The city had provided a garden hose for showering, but drinking water was not available. When that encampment was closed in September and many people moved to other parts of the city, including the state park and ride on Marginal Way and near Harbor View Park around Commercial Street, it There was no running water available, outreach workers said. say.

Volkers said the lack of these resources is causing the outbreak and contributing to its spread, and that conditions for homeless people in the city are worse than in the past.

“Unfortunately, this (outbreak) adds another layer to the stigma already so keenly felt. A lot of these people wish they could have showers and have access to these things, but that’s not the case,” Volkers said. “These are structural causes, but they are presented as if it is a personal problem rather than a systemic problem.”

“We completely agree that sanitation is a major problem, which is why large encampments are not healthy or safe,” city spokeswoman Jessica Grondin said Friday, adding that the city considered providing water to the Marginal Way encampment, but that this was not possible. because of the location of the fire hydrants.

“During the winter, it would be even more difficult to provide water,” she said. “That’s another reason why we’re working to get people into shelter.” »

Monday evening, the City Council is expected to vote on a proposal to allow camping through April. Some fear this will make the situation worse, while others say continuing camp cleanup only interrupts outreach work.


The city has started distributing bottled water and soap, and health workers are bringing vaccines directly to the encampments.

That’s where they’ve had the most success, said Bridget Rauscher, manager of clinical services for the city’s public health department.

“People are pretty open to vaccines, especially when they’ve really built relationships with our staff that they trust,” Rauscher said. “They also want to ensure their safety.”
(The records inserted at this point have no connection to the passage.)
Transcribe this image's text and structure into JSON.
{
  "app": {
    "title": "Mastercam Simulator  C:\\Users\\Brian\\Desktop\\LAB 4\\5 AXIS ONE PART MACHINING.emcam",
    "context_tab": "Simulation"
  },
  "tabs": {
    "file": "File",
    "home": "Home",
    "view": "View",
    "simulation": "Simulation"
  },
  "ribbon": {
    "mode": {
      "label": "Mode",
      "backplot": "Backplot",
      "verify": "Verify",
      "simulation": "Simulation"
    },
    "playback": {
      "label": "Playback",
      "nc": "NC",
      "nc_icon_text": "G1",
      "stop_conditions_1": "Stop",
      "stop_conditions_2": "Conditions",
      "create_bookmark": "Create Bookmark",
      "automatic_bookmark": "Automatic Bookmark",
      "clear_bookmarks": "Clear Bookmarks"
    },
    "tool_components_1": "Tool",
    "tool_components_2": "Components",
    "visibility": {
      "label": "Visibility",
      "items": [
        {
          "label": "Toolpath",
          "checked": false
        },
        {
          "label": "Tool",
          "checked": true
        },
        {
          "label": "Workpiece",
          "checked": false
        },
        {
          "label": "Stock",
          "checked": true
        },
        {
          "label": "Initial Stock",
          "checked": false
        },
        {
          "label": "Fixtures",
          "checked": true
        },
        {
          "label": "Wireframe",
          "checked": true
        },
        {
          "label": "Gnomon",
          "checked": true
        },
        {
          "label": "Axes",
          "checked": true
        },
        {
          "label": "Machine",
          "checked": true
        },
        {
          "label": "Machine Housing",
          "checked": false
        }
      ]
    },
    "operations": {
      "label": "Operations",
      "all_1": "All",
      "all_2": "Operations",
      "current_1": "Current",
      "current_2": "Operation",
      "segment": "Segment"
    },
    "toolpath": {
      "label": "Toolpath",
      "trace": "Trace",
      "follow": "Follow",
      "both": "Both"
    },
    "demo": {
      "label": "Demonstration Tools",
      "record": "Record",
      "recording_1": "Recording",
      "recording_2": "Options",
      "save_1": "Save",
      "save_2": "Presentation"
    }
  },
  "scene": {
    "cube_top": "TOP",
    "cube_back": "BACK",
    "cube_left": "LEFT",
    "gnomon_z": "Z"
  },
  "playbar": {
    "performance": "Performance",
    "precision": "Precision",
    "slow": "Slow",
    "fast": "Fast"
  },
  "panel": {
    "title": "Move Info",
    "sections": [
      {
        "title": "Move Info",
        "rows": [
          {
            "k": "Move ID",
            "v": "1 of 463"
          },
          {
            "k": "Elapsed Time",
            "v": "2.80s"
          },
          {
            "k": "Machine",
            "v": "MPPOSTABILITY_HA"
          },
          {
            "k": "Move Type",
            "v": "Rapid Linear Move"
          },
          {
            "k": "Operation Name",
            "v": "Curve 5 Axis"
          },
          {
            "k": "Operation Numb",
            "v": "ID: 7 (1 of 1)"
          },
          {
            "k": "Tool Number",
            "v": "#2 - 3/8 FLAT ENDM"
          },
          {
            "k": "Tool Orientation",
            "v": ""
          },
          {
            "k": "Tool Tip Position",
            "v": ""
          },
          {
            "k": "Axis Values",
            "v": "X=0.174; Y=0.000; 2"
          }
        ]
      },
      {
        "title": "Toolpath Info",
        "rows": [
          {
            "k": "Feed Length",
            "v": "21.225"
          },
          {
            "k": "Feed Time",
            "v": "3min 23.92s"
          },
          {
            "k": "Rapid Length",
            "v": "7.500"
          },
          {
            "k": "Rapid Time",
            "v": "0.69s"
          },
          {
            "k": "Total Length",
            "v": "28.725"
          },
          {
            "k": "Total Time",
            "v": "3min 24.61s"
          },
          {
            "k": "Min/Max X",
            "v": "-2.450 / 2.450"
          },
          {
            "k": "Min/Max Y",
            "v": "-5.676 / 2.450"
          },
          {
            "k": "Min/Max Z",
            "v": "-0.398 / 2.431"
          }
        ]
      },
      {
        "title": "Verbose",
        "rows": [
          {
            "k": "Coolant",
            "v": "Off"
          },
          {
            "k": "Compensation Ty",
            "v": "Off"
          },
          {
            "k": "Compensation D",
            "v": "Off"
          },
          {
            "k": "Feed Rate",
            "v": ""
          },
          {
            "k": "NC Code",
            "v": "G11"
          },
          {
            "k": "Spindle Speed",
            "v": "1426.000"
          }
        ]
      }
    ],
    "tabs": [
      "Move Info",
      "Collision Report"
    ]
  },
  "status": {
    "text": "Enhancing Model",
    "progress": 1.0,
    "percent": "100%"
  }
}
Anyone working in the camps is encouraged to get vaccinated against hepatitis A.

The city also offers walk-in vaccination hours at its Forest Avenue clinic and through the syringe services program. Rauscher says that while hepatitis A isn’t necessarily spread through sharing needles, intravenous drug users often cut their drugs with water. If this water is contaminated, it can spread disease.

Other community partners, like Preble Street, are trying to inform as many people as possible about the outbreak and encourage them to wash their hands and get vaccinated.

“It’s another horrible reality right now,” Volkers said. “It’s just another thing that (the homeless) deal with on top of the displacement and the elements and everything else.”